The NBS Executive Board kept today its key monetary policy rate unchanged at 4.0% for a sixth consecutive month. The Board assessed that persisting uncertainty in the international commodity and financial markets necessitate cautious monetary policy, primarily given global commodity price developments, as well as the pace of normalization of Fed’s monetary policy and its impact on global capital flows. The Board said that risks stemming from the international environment would be mitigated by ECB’ monetary policy easing. It also assessed that successful implementation of fiscal consolidation and structural reforms as well as narrowing of external imbalances, along with economic growth led mainly by investments and exports, have improved the economy’s macroeconomic outlook and its resilience to potential external shocks.

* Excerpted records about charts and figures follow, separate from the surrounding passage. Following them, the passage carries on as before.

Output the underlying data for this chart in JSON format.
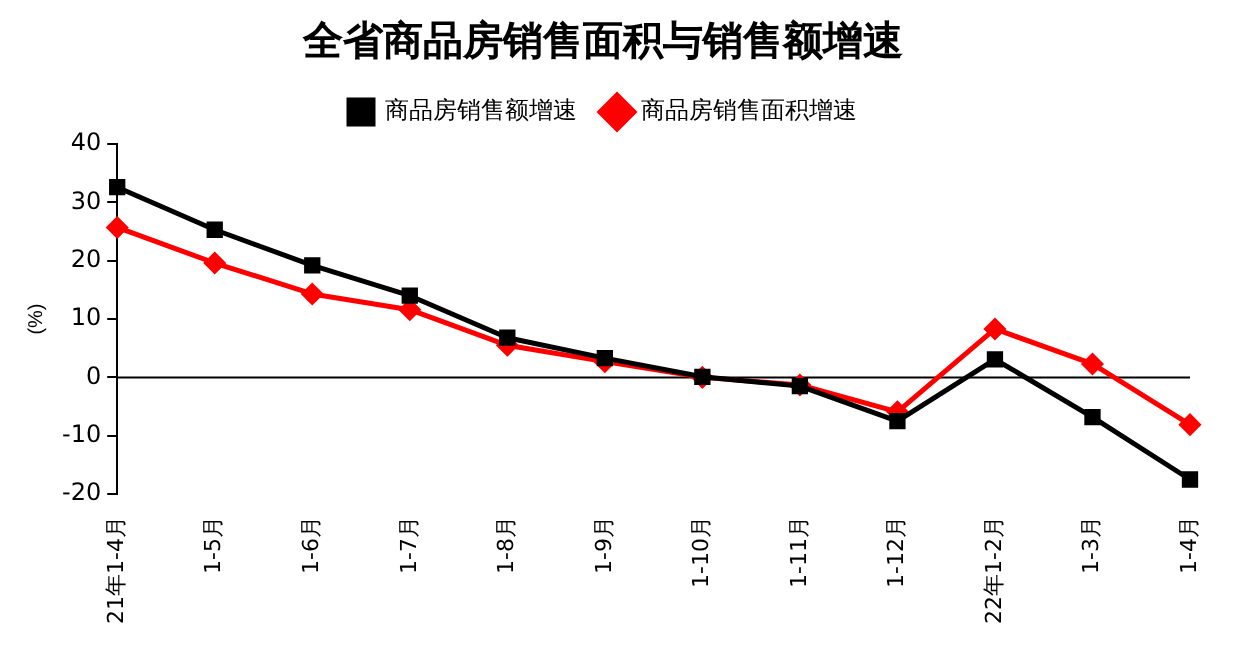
{
  "chart_data": {
    "type": "line",
    "title": "全省商品房销售面积与销售额增速",
    "ylabel": "(%)",
    "categories": [
      "21年1-4月",
      "1-5月",
      "1-6月",
      "1-7月",
      "1-8月",
      "1-9月",
      "1-10月",
      "1-11月",
      "1-12月",
      "22年1-2月",
      "1-3月",
      "1-4月"
    ],
    "series": [
      {
        "name": "商品房销售面积增速",
        "color": "#ff0000",
        "marker": "diamond",
        "values": [
          25.7,
          19.6,
          14.3,
          11.6,
          5.5,
          2.7,
          0,
          -1.3,
          -5.9,
          8.3,
          2.3,
          -8.1
        ]
      },
      {
        "name": "商品房销售额增速",
        "color": "#000000",
        "marker": "square",
        "values": [
          32.6,
          25.3,
          19.2,
          14.0,
          6.8,
          3.3,
          0.1,
          -1.5,
          -7.5,
          3.1,
          -6.8,
          -17.5
        ]
      }
    ],
    "ylim": [
      -20,
      40
    ],
    "yticks": [
      -20,
      -10,
      0,
      10,
      20,
      30,
      40
    ],
    "legend": "top",
    "grid": false,
    "ref_lines": [
      {
        "axis": "y",
        "value": 0,
        "color": "#000000"
      }
    ],
    "line_style": "solid"
  }
}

The Board said that while making the decision it was guided by inflation factors, the effects from the past monetary policy easing and the fact that the inflation target has been lowered as of the beginning of the year to 3.0±1.5%. The central bank expects inflation to remain low and stable, moving within the target band at the beginning of 2017 on the back of recovery of domestic demand and global oil prices, but also due to inflation in the international environment, mainly in the Eurozone. On the other hand, the relatively low food production costs will continue to act disinflationary for some time, the bank said.
CPI inflation inched up to 1.6% y/y in December higher than the 2016 average of 1.2%, according to the just published data by the Serbian statistical office. Another factor that could explain the cautious stance of the central bank is the upcoming elections in the spring. The next monetary policy sitting is scheduled for Feb 14.